An dieser Stelle erfahren Sie das hoffentlich für Sie Wichtigste. Ausführlichere Informationen sind in der Studie zu lesen. Sie ist besonders interessant, wenn Sie zu den Frauen gehören, die unbedingt mit dieser Anästhesie entbinden möchten.
Relativ häufig kommt ein Blutdruckanfall bei der Mutter vor. Auch wenn vorbeugend Infusionen gegeben werden, wird er damit nicht immer vermieden. Der Grund dafür ist eine Erweiterung der Blutgefäße.
Die eigentlich erwünschte Entspannung kann dazu führen, dass die Gebärmuttermuskulatur sich zu stark entpannt. Die Folge ist, dass sie keine oder zu schwache Wehen produziert. Häufig werden dann Wehenmittel eingesetzt.

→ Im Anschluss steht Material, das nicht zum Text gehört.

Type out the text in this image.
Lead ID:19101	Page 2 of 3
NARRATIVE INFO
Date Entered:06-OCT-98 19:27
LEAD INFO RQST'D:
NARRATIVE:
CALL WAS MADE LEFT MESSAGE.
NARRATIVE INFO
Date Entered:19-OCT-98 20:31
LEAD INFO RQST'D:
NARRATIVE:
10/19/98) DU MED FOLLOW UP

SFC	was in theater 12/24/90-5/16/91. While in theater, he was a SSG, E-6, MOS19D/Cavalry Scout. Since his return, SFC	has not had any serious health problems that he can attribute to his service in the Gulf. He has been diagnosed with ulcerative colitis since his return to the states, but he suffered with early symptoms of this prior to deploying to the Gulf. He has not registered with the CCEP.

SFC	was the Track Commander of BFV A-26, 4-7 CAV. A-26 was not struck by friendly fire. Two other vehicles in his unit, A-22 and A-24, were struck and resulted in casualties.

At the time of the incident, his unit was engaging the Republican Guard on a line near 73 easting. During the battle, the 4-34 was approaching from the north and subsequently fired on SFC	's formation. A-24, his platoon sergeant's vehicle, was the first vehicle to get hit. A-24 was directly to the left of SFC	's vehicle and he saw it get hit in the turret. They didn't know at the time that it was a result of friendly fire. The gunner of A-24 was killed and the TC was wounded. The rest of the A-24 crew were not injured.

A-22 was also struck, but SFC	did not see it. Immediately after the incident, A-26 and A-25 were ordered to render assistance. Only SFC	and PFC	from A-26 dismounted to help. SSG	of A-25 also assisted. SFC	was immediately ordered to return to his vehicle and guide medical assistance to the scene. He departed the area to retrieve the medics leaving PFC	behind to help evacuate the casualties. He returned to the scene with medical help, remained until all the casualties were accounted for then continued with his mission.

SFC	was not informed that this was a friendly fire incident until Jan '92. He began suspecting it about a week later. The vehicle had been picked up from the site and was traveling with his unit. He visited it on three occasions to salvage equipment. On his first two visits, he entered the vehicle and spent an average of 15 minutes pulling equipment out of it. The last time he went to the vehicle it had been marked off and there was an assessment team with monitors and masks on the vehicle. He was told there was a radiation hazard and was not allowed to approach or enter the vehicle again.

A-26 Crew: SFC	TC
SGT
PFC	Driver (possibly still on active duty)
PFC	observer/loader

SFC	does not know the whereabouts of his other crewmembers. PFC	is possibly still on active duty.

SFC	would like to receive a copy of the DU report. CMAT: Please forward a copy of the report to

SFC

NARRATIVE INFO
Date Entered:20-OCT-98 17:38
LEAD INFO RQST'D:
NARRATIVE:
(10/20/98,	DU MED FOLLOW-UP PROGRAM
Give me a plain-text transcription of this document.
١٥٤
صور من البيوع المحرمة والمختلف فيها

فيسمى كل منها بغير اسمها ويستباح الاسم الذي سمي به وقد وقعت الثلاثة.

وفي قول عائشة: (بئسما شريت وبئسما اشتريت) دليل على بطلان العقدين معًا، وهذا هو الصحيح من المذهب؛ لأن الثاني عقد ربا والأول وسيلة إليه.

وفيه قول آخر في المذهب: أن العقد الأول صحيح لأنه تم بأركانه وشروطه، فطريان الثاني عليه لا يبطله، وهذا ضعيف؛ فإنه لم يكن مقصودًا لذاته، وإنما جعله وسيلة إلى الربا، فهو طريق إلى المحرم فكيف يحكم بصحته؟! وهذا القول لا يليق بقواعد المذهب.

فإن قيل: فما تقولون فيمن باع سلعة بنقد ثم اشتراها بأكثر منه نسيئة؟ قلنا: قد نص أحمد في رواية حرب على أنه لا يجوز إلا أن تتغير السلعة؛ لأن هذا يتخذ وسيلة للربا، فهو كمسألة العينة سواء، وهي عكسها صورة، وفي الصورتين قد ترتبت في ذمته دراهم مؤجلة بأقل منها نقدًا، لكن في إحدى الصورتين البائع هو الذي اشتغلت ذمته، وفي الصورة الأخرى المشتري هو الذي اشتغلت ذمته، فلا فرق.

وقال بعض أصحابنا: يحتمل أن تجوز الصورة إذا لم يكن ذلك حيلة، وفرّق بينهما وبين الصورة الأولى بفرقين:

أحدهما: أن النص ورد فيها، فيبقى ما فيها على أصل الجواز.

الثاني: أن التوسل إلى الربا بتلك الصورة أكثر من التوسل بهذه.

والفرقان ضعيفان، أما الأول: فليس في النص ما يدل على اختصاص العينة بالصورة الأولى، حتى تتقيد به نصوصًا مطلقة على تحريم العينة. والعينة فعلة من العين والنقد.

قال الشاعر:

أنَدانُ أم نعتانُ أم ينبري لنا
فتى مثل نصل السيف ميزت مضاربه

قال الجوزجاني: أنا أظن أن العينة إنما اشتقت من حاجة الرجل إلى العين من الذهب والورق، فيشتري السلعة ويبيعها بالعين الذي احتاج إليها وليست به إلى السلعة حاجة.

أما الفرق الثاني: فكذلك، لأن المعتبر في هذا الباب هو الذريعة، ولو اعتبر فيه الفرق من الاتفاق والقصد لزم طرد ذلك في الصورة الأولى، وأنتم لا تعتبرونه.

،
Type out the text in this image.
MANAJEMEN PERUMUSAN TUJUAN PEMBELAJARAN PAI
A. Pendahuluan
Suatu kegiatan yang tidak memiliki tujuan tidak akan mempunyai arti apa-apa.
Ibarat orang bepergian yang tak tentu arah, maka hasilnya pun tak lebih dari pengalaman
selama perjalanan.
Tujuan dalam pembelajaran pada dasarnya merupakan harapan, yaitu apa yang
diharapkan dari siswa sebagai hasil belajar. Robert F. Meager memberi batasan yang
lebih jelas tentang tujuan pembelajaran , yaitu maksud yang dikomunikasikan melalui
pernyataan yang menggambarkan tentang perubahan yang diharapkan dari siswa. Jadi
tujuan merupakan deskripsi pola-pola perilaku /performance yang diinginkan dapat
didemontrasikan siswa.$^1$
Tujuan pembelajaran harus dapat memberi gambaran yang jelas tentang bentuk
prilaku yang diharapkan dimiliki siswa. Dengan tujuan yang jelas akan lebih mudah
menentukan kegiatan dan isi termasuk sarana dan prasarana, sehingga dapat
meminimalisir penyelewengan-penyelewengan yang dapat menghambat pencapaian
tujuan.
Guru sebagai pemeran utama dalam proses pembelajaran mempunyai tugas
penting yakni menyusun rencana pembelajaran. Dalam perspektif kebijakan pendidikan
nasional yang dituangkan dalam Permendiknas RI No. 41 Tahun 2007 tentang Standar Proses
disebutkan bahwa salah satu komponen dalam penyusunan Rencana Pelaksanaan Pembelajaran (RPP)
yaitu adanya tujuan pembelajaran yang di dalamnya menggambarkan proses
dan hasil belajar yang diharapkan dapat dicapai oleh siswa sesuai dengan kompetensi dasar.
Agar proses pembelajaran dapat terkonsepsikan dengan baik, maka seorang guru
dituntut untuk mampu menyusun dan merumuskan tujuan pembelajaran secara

Manchmal wirkt sie nur einseitig, was unter Umständen eine zweite Anästhesie erforderlich macht.
Sie haben kein Gefühl mehr für Ihre Blase und müssen eventuell häufiger katheterisiert werden. Dabei kann man Blaseninfektionen nicht ausschließen.
Man etwickelt häufiger Fieber als ohne diese Betäubung.
Geburten mit PDA enden eindeutig häufiger mit der Saugglocke oder als Zangengeburt.
Als Spätfolge gibt es für gewöhnlich keine Querschnittlähmungen und statistisch treten nicht häufiger Rückenschmerzen auf.
Allerdings muss man mit Kopfschmerzen rechnen, die sehr stark werden können. Gerade bei dieser Nachwirkung kann Ihnen niemand sagen, ob Sie betroffen sein werden.